Nadya Smith, whose youngest children have key stage one and two assessments at their school in Southwark, London, says the stakes are so much higher than when her eldest son took his key stage two standardised tests (Sats) five years ago.
“It has changed so much,” Smith said. “Now there’s all this ceaseless energy being spent that does nothing to help children learn.”
Smith learned about the school boycott via friends on Facebook, and got involved because of the effect she can see the tests having. “My son, who is 11, came home and said to me: ‘What happens to me if I do badly in my Sats?’ I thought that was such a terrible statement to come from an 11-year-old. A child that age doesn’t have the comprehension to deal with it.”
In Hastings, Amy Hemmings says she is taking her six-year-old out of school on Tuesday, along with about 30 other parents who plan to meet in a local park.
“Children are missing out on quite a range of activities and projects so they can do more maths and spelling and grammar. That’s my main concern,” she said.
Visits to the library have been pushed into pupils’ lunchtime, while time spent on music lessons and sport has been cut back.

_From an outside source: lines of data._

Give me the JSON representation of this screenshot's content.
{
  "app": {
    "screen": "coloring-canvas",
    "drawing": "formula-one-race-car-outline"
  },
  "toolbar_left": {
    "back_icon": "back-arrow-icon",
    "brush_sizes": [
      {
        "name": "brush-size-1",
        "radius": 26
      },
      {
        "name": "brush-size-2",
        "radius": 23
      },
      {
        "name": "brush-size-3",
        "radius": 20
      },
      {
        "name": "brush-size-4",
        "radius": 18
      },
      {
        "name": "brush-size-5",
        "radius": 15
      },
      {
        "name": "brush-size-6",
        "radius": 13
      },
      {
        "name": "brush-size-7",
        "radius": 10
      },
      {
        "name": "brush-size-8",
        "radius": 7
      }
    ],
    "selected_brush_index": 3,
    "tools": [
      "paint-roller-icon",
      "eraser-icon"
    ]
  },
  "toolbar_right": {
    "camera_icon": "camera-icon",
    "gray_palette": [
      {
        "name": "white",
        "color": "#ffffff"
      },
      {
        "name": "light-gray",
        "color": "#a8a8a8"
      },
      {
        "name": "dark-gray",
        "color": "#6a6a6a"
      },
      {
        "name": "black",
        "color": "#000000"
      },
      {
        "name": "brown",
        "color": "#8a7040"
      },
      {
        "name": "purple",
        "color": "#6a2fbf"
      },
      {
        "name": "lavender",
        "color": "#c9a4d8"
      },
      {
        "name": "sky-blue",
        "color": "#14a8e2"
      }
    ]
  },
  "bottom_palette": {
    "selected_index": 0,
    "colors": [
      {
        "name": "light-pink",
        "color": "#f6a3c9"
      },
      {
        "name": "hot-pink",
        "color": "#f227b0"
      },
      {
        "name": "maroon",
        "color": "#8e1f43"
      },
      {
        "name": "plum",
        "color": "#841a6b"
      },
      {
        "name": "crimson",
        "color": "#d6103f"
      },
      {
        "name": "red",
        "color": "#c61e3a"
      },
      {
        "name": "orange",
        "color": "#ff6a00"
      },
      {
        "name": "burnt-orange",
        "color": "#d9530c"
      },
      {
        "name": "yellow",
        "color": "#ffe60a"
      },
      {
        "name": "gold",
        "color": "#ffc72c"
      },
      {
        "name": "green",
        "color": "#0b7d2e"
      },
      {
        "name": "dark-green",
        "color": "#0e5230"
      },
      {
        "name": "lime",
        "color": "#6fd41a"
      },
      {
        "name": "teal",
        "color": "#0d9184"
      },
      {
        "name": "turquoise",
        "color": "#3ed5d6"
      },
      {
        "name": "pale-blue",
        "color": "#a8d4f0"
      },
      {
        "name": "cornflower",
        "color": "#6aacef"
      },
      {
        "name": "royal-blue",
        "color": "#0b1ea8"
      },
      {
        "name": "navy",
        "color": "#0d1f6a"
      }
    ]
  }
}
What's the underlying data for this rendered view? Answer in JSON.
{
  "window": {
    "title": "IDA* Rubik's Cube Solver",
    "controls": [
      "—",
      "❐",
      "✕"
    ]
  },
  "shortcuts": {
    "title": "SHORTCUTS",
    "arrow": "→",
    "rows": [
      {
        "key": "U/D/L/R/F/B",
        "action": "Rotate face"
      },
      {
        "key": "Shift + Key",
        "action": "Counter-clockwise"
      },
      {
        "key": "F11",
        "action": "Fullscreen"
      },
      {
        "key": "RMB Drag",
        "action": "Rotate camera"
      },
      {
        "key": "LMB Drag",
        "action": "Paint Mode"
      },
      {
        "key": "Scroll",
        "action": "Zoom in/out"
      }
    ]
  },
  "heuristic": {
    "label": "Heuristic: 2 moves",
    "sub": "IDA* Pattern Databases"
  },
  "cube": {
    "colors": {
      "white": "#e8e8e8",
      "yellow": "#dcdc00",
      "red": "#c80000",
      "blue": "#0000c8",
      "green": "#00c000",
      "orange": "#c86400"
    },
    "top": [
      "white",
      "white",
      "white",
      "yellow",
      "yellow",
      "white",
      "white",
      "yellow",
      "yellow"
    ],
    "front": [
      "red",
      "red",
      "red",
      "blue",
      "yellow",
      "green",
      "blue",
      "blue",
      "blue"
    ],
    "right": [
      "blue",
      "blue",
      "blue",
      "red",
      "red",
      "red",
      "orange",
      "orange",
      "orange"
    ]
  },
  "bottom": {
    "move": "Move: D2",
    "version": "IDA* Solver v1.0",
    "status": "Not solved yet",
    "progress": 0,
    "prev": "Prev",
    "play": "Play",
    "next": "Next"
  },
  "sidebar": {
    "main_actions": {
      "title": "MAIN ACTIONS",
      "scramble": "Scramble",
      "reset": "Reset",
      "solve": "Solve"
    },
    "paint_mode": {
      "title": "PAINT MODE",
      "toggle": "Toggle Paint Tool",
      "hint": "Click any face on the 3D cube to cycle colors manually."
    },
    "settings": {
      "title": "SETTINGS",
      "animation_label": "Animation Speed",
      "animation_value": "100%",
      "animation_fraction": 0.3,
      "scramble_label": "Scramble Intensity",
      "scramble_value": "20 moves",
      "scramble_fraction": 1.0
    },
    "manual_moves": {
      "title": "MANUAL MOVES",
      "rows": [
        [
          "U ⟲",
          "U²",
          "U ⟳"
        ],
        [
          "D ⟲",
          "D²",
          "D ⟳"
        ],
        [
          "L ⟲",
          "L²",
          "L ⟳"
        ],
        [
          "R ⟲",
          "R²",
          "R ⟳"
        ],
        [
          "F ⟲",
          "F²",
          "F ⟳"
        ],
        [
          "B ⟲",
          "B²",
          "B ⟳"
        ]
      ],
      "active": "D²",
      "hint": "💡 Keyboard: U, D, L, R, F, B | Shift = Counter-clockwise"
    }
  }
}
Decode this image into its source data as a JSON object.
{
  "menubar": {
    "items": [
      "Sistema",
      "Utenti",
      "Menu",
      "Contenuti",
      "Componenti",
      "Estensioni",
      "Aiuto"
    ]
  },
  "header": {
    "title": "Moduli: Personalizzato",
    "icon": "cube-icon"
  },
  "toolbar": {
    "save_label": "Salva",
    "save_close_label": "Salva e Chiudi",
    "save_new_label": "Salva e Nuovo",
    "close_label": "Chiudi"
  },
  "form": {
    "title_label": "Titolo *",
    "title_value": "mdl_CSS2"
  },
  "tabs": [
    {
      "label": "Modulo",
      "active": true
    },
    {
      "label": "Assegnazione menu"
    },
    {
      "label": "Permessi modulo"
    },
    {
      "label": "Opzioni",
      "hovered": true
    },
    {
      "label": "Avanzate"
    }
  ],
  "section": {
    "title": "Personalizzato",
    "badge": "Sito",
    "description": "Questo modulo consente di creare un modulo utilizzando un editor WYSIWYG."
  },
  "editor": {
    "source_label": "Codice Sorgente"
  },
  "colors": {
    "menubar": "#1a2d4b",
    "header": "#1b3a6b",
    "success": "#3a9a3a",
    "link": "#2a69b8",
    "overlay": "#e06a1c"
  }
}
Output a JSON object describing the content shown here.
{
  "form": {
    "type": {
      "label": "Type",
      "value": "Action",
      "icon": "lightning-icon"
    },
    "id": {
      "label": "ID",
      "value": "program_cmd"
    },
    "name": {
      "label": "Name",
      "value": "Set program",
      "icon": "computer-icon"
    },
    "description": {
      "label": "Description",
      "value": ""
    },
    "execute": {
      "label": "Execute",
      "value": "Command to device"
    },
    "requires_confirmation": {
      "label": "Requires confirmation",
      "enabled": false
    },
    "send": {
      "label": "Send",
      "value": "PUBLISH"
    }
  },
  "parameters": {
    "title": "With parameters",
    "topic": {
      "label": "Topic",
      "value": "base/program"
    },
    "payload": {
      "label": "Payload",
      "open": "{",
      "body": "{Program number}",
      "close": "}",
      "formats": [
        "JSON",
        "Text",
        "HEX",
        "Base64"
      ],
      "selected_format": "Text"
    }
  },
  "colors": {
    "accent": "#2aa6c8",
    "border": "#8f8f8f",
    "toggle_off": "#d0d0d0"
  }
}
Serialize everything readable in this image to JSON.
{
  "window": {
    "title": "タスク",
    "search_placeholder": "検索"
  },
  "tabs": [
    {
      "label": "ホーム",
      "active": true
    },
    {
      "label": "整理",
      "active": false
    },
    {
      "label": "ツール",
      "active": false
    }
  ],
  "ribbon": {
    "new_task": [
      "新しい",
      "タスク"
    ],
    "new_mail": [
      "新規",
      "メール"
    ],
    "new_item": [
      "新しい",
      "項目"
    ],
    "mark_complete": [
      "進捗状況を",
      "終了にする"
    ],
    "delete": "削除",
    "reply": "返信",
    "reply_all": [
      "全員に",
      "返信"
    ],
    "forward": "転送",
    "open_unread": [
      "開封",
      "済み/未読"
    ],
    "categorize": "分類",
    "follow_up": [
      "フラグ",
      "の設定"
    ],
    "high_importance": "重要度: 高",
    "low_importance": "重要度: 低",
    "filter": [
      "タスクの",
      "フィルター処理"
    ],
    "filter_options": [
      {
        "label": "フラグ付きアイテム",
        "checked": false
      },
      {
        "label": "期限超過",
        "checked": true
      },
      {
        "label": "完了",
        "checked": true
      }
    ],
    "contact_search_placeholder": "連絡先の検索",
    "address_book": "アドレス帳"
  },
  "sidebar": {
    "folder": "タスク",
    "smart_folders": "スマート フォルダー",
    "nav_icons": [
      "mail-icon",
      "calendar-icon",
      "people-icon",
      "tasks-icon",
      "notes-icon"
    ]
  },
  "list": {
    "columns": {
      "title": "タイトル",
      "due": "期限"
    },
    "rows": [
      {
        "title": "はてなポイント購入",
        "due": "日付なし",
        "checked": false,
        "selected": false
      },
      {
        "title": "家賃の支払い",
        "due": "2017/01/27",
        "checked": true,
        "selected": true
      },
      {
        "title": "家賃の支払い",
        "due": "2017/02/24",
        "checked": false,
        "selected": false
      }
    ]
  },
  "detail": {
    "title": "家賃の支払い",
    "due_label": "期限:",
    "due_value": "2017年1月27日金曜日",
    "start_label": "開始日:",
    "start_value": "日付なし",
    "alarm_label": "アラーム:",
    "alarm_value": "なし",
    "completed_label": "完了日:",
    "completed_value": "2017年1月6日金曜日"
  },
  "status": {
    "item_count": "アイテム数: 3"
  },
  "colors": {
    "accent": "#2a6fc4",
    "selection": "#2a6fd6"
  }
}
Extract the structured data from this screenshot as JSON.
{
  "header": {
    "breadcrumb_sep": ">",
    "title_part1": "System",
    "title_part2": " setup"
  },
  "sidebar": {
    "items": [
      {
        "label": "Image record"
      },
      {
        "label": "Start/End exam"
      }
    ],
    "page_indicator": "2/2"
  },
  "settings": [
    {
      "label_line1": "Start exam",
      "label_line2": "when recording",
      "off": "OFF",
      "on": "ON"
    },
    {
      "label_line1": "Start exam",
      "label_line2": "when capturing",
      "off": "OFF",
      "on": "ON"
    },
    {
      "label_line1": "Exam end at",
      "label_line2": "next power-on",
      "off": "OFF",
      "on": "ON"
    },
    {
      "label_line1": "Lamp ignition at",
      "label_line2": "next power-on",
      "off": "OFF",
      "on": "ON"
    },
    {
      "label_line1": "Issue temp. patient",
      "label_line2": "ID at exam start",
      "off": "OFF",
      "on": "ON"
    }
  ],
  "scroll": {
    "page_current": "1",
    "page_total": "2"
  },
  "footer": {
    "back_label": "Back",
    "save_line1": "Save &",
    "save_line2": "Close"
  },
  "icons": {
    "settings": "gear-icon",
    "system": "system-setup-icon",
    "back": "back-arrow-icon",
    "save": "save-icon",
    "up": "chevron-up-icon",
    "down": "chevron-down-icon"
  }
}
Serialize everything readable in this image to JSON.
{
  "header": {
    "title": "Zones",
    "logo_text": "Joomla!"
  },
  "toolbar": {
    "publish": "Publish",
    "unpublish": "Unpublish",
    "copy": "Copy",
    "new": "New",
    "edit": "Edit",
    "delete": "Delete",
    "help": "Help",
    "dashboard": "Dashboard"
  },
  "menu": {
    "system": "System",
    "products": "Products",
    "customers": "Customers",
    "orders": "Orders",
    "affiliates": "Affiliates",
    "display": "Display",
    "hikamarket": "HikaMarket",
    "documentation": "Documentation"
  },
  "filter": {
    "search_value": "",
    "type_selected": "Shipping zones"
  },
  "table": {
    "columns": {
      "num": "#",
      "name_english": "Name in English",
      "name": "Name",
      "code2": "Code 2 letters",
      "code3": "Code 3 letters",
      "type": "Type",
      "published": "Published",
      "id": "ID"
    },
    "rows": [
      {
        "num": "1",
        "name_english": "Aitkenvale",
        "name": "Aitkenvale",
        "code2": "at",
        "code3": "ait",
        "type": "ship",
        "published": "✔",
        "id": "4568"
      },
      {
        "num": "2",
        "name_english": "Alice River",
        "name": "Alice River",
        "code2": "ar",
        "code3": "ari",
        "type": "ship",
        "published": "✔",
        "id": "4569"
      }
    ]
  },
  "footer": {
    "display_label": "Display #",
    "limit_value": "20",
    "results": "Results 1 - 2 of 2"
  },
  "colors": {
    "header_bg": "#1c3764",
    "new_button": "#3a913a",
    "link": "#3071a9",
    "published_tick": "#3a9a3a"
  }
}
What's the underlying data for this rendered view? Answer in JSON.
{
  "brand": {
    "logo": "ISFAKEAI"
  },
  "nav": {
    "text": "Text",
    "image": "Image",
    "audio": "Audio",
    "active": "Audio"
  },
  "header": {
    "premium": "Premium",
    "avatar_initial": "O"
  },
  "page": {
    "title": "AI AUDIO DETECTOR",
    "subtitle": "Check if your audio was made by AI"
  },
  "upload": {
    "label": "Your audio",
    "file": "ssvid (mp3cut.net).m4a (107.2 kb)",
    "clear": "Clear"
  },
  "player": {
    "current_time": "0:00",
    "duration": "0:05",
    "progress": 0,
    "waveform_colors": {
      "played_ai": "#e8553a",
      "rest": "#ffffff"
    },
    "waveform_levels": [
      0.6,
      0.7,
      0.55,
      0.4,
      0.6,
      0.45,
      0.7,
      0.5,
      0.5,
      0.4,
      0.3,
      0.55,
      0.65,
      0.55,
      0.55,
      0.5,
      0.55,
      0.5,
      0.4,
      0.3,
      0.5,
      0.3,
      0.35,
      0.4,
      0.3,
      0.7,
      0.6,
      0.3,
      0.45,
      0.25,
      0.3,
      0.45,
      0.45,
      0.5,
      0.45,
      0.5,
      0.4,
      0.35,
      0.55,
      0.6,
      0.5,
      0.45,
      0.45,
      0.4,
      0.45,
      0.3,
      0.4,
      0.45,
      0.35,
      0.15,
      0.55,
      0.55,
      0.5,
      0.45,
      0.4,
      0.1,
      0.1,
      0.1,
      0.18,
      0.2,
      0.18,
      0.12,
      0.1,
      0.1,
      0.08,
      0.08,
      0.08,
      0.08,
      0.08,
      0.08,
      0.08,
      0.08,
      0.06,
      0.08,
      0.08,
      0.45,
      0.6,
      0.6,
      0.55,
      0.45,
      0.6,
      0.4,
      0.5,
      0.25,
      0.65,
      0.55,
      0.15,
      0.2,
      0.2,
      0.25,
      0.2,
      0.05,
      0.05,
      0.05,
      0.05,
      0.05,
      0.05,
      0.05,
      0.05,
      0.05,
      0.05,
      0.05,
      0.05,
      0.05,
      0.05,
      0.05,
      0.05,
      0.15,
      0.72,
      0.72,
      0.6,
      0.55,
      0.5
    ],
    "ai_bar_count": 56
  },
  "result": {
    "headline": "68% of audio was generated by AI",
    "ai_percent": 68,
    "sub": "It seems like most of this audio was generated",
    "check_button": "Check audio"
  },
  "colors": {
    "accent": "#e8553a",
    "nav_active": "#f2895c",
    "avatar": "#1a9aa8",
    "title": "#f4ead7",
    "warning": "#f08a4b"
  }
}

She also heard about the boycott on Facebook, where the idea of a protest seems to have originated via a page named Let Kids Be Kids.
The group behind the original page say they have recorded at least 270 events supporting the boycott across the country, but many are small in scale. The original organisers wish to remain anonymous.
“We decided at the beginning that if we did this we would keep ourselves anonymous, so that the focus was on the national level, not on any one particular area,” a woman said to be one of the organisers told the Guardian.
Tuesday’s boycott is unlikely to hit the heights seen during the 2010 boycott over primary school testing. Then, backed by the major teaching unions and national publicity, about one in four pupils did not sit key stage two tests, according to official data.
This year’s protest has enjoyed some backing, with the author Philip Pullman among those signing a letter of support published in Saturday’s Guardian. It also has at least tacit support from the likes of the National Association of Head Teachers.
“We can’t condone an absence just because a parent doesn’t like what is going on in a class that day. But I understand what the parents are doing or asking to do. That’s a matter of individual choice for them,” said Tony Draper, the NAHT’s former president and head of a primary in Milton Keynes.
Speaking to headteachers on Saturday, the education secretary, Nicky Morgan, said it was damaging for children to take part in the boycott.
“Keeping children home even for a day undermines their education,” she said. “I urge those running these campaigns to reconsider their actions.”
According to Min Clough, whose two children attend a primary school near Ipswich, the point of the boycott is protest, not disruption.
She said: “As parents we’re not being listened to, and teachers aren’t being listened to. I feel Nicky Morgan is pushing through her agenda and not listening to teachers and people with academic expertise, who see that this sort of 19th-century testing isn’t effective.
“None of us are sure what this is for, we can’t see the benefits of it. All we can see is that it is making our children stressed.”
Clough says about a third of parents at her children’s small Suffolk primary are likely to take part, and Smith is hopeful of similar support in Southwark.
In Truro, Scrimgeour is not expecting a large turnout. “There’s a lot of people umming and ahhing,” she said. She has, however, heard of larger demonstrations in Falmouth and other gatherings around Cornwall. “At the school we’re at there isn’t massive support for the strike, but I haven’t met anybody who doesn’t agree with the aims.”